I plan to investigate the No Child Left Behind Act of 2001 and its effect on the schools of the state of Connecticut. This piece of legislation has had a long and turbulent history from its enactment up to the present date, and it has produced both impressive effects and troubling problems. I hope to gather data in an unbiased manner so as to paint the picture in the most accurate view possible. It helps that I attended a private school far from New England, thus I started out oblivious to the NCLB Act’s repercussions. However, I have observed from some brief research into the subject that there has been a trending towards the stance that the Act accomplished more in the hindering of education than its improvement. This is the point of view around which I will likely wrap my thesis.
I will address core issues and concepts of the No Child Left Behind Act, including, but not limited to:
1. A simplified, clear-cut definition of the Act, its goals, and its accomplishments backed by statistical fact. Some of the data I collect will involved the pooled numbers from the entire results of U.S. schools, but I will try to focus on Connecticut.
2. An investigation of the NCLB Act’s primary elements, including standardization, necessitating the Adequate Yearly Progress (AYP) parameter, and emphasis on a narrow testing curriculum of mathematics, reading, and writing.
3. The effects of the aforementioned elements, including: increased accountability and responsibility of school staff to meet testing standards as well as the effects of standardization itself, the effects on exceptional students such as the gifted, minorities, and the disabled, and major reform calls to flawed aspects of the law.

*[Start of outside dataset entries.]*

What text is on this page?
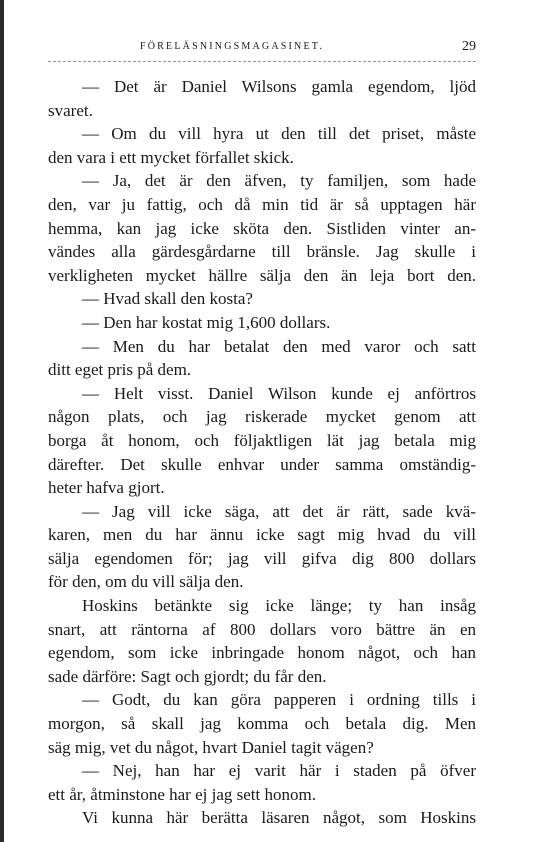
FÖRELÄSNINGSMAGASINET.	29
— Det är Daniel Wilsons gamla egendom, ljöd
svaret.
— Om du vill hyra ut den till det priset, måste
den vara i ett mycket förfallet skick.
— Ja, det är den äfven, ty familjen, som hade
den, var ju fattig, och då min tid är så upptagen här
hemma, kan jag icke sköta den. Sistliden vinter an-
vändes alla gärdesgårdarne till bränsle. Jag skulle i
verkligheten mycket hällre sälja den än leja bort den.
— Hvad skall den kosta?
— Den har kostat mig 1,600 dollars.
— Men du har betalat den med varor och satt
ditt eget pris på dem.
— Helt visst. Daniel Wilson kunde ej anförtros
någon plats, och jag riskerade mycket genom att
borga åt honom, och följaktligen lät jag betala mig
därefter. Det skulle enhvar under samma omständig-
heter hafva gjort.
— Jag vill icke säga, att det är rätt, sade kvä-
karen, men du har ännu icke sagt mig hvad du vill
sälja egendomen för; jag vill gifva dig 800 dollars
för den, om du vill sälja den.
Hoskins betänkte sig icke länge; ty han insåg
snart, att räntorna af 800 dollars voro bättre än en
egendom, som icke inbringade honom något, och han
sade därföre: Sagt och gjordt; du får den.
— Godt, du kan göra papperen i ordning tills i
morgon, så skall jag komma och betala dig. Men
säg mig, vet du något, hvart Daniel tagit vägen?
— Nej, han har ej varit här i staden på öfver
ett år, åtminstone har ej jag sett honom.
Vi kunna här berätta läsaren något, som Hoskins
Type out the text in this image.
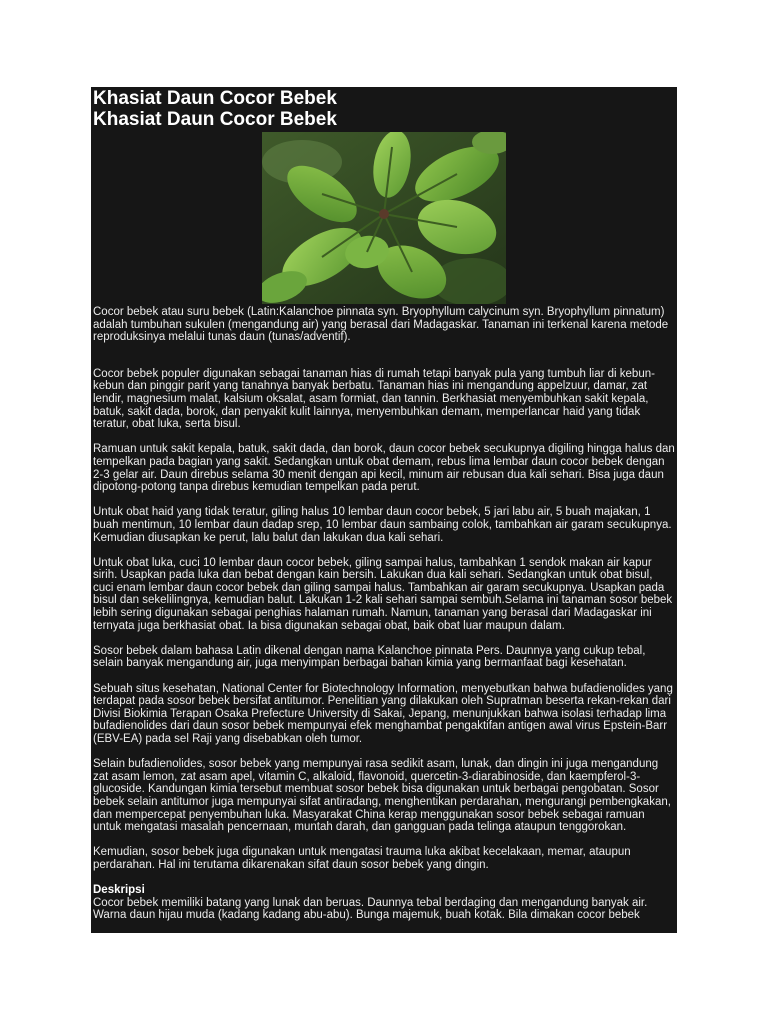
Khasiat Daun Cocor Bebek
Khasiat Daun Cocor Bebek

Cocor bebek atau suru bebek (Latin:Kalanchoe pinnata syn. Bryophyllum calycinum syn. Bryophyllum pinnatum) adalah tumbuhan sukulen (mengandung air) yang berasal dari Madagaskar. Tanaman ini terkenal karena metode reproduksinya melalui tunas daun (tunas/adventif).

Cocor bebek populer digunakan sebagai tanaman hias di rumah tetapi banyak pula yang tumbuh liar di kebun-kebun dan pinggir parit yang tanahnya banyak berbatu. Tanaman hias ini mengandung appelzuur, damar, zat lendir, magnesium malat, kalsium oksalat, asam formiat, dan tannin. Berkhasiat menyembuhkan sakit kepala, batuk, sakit dada, borok, dan penyakit kulit lainnya, menyembuhkan demam, memperlancar haid yang tidak teratur, obat luka, serta bisul.

Ramuan untuk sakit kepala, batuk, sakit dada, dan borok, daun cocor bebek secukupnya digiling hingga halus dan tempelkan pada bagian yang sakit. Sedangkan untuk obat demam, rebus lima lembar daun cocor bebek dengan 2-3 gelar air. Daun direbus selama 30 menit dengan api kecil, minum air rebusan dua kali sehari. Bisa juga daun dipotong-potong tanpa direbus kemudian tempelkan pada perut.

Untuk obat haid yang tidak teratur, giling halus 10 lembar daun cocor bebek, 5 jari labu air, 5 buah majakan, 1 buah mentimun, 10 lembar daun dadap srep, 10 lembar daun sambaing colok, tambahkan air garam secukupnya. Kemudian diusapkan ke perut, lalu balut dan lakukan dua kali sehari.

Untuk obat luka, cuci 10 lembar daun cocor bebek, giling sampai halus, tambahkan 1 sendok makan air kapur sirih. Usapkan pada luka dan bebat dengan kain bersih. Lakukan dua kali sehari. Sedangkan untuk obat bisul, cuci enam lembar daun cocor bebek dan giling sampai halus. Tambahkan air garam secukupnya. Usapkan pada bisul dan sekelilingnya, kemudian balut. Lakukan 1-2 kali sehari sampai sembuh.Selama ini tanaman sosor bebek lebih sering digunakan sebagai penghias halaman rumah. Namun, tanaman yang berasal dari Madagaskar ini ternyata juga berkhasiat obat. Ia bisa digunakan sebagai obat, baik obat luar maupun dalam.

Sosor bebek dalam bahasa Latin dikenal dengan nama Kalanchoe pinnata Pers. Daunnya yang cukup tebal, selain banyak mengandung air, juga menyimpan berbagai bahan kimia yang bermanfaat bagi kesehatan.

Sebuah situs kesehatan, National Center for Biotechnology Information, menyebutkan bahwa bufadienolides yang terdapat pada sosor bebek bersifat antitumor. Penelitian yang dilakukan oleh Supratman beserta rekan-rekan dari Divisi Biokimia Terapan Osaka Prefecture University di Sakai, Jepang, menunjukkan bahwa isolasi terhadap lima bufadienolides dari daun sosor bebek mempunyai efek menghambat pengaktifan antigen awal virus Epstein-Barr (EBV-EA) pada sel Raji yang disebabkan oleh tumor.

Selain bufadienolides, sosor bebek yang mempunyai rasa sedikit asam, lunak, dan dingin ini juga mengandung zat asam lemon, zat asam apel, vitamin C, alkaloid, flavonoid, quercetin-3-diarabinoside, dan kaempferol-3-glucoside. Kandungan kimia tersebut membuat sosor bebek bisa digunakan untuk berbagai pengobatan. Sosor bebek selain antitumor juga mempunyai sifat antiradang, menghentikan perdarahan, mengurangi pembengkakan, dan mempercepat penyembuhan luka. Masyarakat China kerap menggunakan sosor bebek sebagai ramuan untuk mengatasi masalah pencernaan, muntah darah, dan gangguan pada telinga ataupun tenggorokan.

Kemudian, sosor bebek juga digunakan untuk mengatasi trauma luka akibat kecelakaan, memar, ataupun perdarahan. Hal ini terutama dikarenakan sifat daun sosor bebek yang dingin.

Deskripsi

Cocor bebek memiliki batang yang lunak dan beruas. Daunnya tebal berdaging dan mengandung banyak air. Warna daun hijau muda (kadang kadang abu-abu). Bunga majemuk, buah kotak. Bila dimakan cocor bebek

I will be dealing with a statistics involving test scores, minority concentration, and other areas of data unforeseen at this time. These numbers will be organized using Excel and likely use graphs and charts to express these findings in a clear and straightforward manner. I will look for videos or clips of adversaries and advocates (with the advocates probably presented as counter-evidence or paired with a refutal) of the bill. As of now, my primary source of information will be the TOR database with a focus on the Education page, but with possibly with some material from sociology or history. Citation and copyright laws will be appropriately researched.
Some possible sources:
I tried to embed links (using the appropriate button in HTML format) but they aren’t showing up here. Alas.
Daniel, your proposal about NCLB raises important policy questions, and can work for this web project if you find a hook to directly link it to the first question in our assignment: “1) What particular story about cities, suburbs, and schools do you wish to tell. . .?” I encourage you to draw a more direct connection between NCLB and city and/or suburban schools. You saw one way that I did this in the Sheff 2009 chapter that you facilitated last week. Another way to do this might be to explore how rates of NCLB “failing” schools have changed in the city and suburban region of metro Hartford since the law has been implemented. For example, here is one website where the CT Dept of Education reports NCLB results (http://www.csde.state.ct.us/public/cedar/nclb/index.htm). There may be another newer location on the redesigned CT CEDAR website. For your web project, you could create a Google spreadsheet chart or Google fusion tables map to help us visualize the rate of NCLB “failures” or “warnings” across Hartford and selected suburban districts over the past few years. Many policy observers argue that public support for NCLB is weakening as more and more suburban districts are found to be in violation of the law, since its standards rise each year. Let me know if you have more questions about this in seminar.
About your sources: how did you attempt to enter them to your post? Let me know in seminar.